C. III.5.2. - Die kommunalrechtlichen Anforderungen an die Gemeinde nach § 76 KV

Konzessionsverträge darf die Gemeinde nach § 76 Abs. 1 KV nur abschließen, „wenn die Erfüllung ihrer Aufgaben nicht gefährdet wird und ihre wirtschaftlichen Interessen sowie die der Einwohnerinnen und Einwohner gewahrt sind.“ Die Aufgabenerfüllung der Gemeinde ist u. a. dann nicht gefährdet, wenn der Vertragspartner ausreichend Gewähr für eine ordnungsgemäße und stetige Durchführung der Energieversorgung bietet. Inhaltlich darf der Konzessionsvertrag zudem keine Aussagen treffen, die die gemeindliche Aufgabenerfüllung behindern können.(385) Zudem muss der Konzessionsvertrag angesichts veränderter energiepolitischer und ökologischer Rahmenbedingungen auch ein Instrument zur Verwirklichung einer sparsamen und rationellen Energieverwendung darstellen.(386) Zur Wahrung der wirtschaftlichen Interessen der Gemeinde müssen die Grundsätze gemeindlicher Haushaltswirtschaft berücksichtigt werden, d. h. die Bestimmungen des Konzessionsvertrags, die unmittelbare finanzielle Auswirkungen haben, müssen zu Gunsten der Gemeinde einen angemessenen Interessenausgleich darstellen.(387) Zudem hat die Gemeinde auch sicherzustellen, dass die wirtschaftlichen Interessen der Einwohner ihrer Gemeinde gewahrt sind. Hierunter fällt vor allem die Sicherstellung einer vergleichsweise preisgünstigen Energieversorgung der Bevölkerung.(388)

Im Unterschied zu den Kommunalverfassungen anderer Bundesländer(389) ist in der Kommunalverfassung des Landes Mecklenburg-Vorpommern keine gesetzliche Bestimmung enthalten, die die Gemeinde zur Einholung eines unabhängigen Sachverständigengutachtens verpflichtet, mit dem das Vorliegen der o. g. Zulassungsvoraussetzungen des § 76 KV bestätigt werden soll.
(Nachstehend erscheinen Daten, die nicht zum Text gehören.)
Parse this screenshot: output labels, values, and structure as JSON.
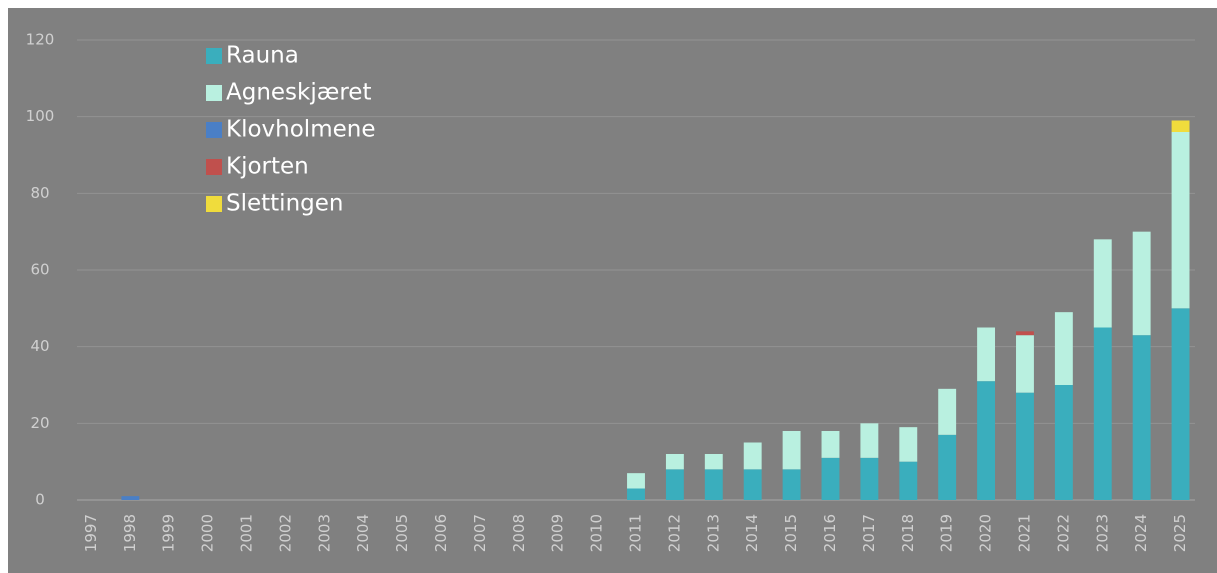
{
  "chart_data": {
    "type": "bar",
    "stacked": true,
    "categories": [
      "1997",
      "1998",
      "1999",
      "2000",
      "2001",
      "2002",
      "2003",
      "2004",
      "2005",
      "2006",
      "2007",
      "2008",
      "2009",
      "2010",
      "2011",
      "2012",
      "2013",
      "2014",
      "2015",
      "2016",
      "2017",
      "2018",
      "2019",
      "2020",
      "2021",
      "2022",
      "2023",
      "2024",
      "2025"
    ],
    "series": [
      {
        "name": "Rauna",
        "color": "#3aaebd",
        "values": [
          0,
          0,
          0,
          0,
          0,
          0,
          0,
          0,
          0,
          0,
          0,
          0,
          0,
          0,
          3,
          8,
          8,
          8,
          8,
          11,
          11,
          10,
          17,
          31,
          28,
          30,
          45,
          43,
          50
        ]
      },
      {
        "name": "Agneskjæret",
        "color": "#b9f0e0",
        "values": [
          0,
          0,
          0,
          0,
          0,
          0,
          0,
          0,
          0,
          0,
          0,
          0,
          0,
          0,
          4,
          4,
          4,
          7,
          10,
          7,
          9,
          9,
          12,
          14,
          15,
          19,
          23,
          27,
          46
        ]
      },
      {
        "name": "Klovholmene",
        "color": "#4a7fc6",
        "values": [
          0,
          1,
          0,
          0,
          0,
          0,
          0,
          0,
          0,
          0,
          0,
          0,
          0,
          0,
          0,
          0,
          0,
          0,
          0,
          0,
          0,
          0,
          0,
          0,
          0,
          0,
          0,
          0,
          0
        ]
      },
      {
        "name": "Kjorten",
        "color": "#c0504d",
        "values": [
          0,
          0,
          0,
          0,
          0,
          0,
          0,
          0,
          0,
          0,
          0,
          0,
          0,
          0,
          0,
          0,
          0,
          0,
          0,
          0,
          0,
          0,
          0,
          0,
          1,
          0,
          0,
          0,
          0
        ]
      },
      {
        "name": "Slettingen",
        "color": "#f0dc3c",
        "values": [
          0,
          0,
          0,
          0,
          0,
          0,
          0,
          0,
          0,
          0,
          0,
          0,
          0,
          0,
          0,
          0,
          0,
          0,
          0,
          0,
          0,
          0,
          0,
          0,
          0,
          0,
          0,
          0,
          3
        ]
      }
    ],
    "ylim": [
      0,
      120
    ],
    "yticks": [
      0,
      20,
      40,
      60,
      80,
      100,
      120
    ],
    "grid": true,
    "legend": "top-left"
  }
}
Um zu verhindern, dass insbesondere kleinere Städte und Gemeinden dem ausgeprägten Sachverstand der Energieversorgungsunternehmen unterlegen sind und für sie nachteilige langfristige vertragliche Bindungen eingehen, kann die rechtzeitige Einholung von erfahrenem und unabhängigem Sachverstand vor dem Abschluss eines Konzessionsvertrags jedoch nur empfohlen werden.(390)

385. So muss z. B. der Vorrang der gemeindlichen Bauleitplanung vor etwaigen Planungsabsichten des Energieversorgungsunternehmens gewahrt sein.
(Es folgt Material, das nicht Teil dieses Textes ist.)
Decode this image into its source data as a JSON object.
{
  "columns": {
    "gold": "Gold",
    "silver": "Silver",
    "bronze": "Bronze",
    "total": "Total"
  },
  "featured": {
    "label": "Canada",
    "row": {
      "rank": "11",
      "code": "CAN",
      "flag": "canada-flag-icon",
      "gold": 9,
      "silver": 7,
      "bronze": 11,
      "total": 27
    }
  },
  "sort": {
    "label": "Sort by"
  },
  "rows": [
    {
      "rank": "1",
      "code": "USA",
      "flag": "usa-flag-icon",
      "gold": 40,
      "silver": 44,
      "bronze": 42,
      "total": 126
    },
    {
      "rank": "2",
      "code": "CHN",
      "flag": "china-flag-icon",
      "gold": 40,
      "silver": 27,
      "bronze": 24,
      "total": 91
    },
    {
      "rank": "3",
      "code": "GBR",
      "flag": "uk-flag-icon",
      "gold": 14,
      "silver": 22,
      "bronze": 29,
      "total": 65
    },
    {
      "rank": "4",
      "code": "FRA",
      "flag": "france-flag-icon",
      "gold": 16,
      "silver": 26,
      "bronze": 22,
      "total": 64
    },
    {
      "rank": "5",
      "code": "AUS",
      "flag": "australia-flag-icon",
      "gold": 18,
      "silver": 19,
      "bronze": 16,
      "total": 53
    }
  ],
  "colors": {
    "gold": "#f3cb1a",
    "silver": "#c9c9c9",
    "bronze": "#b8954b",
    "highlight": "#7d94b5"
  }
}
386. Cronauge/Westermann, Kommunale Unternehmen, Rn. 321.

387. Dies dürfte primär für die Höhe der Konzessionsabgabe gelten, aber auch z. B. für die Ausgestaltung der Folgekostenregelung und auch die sog. Endschaftsbestimmungen, die das Problem einer etwaigen Netzübernahme durch die Gemeinde nach Vertragsablauf ausgestalten, vgl. Cronauge/Westermann, Kommunale Unternehmen, Rn. 322.

388. Cronauge/Westermann, Kommunale Unternehmen, Rn. 323.

389. § 109 BbgKVerf, § 101 SächsGO, § 124 GO LSA.

390. Cronauge/Westermann, Kommunale Unternehmen, Rn. 324.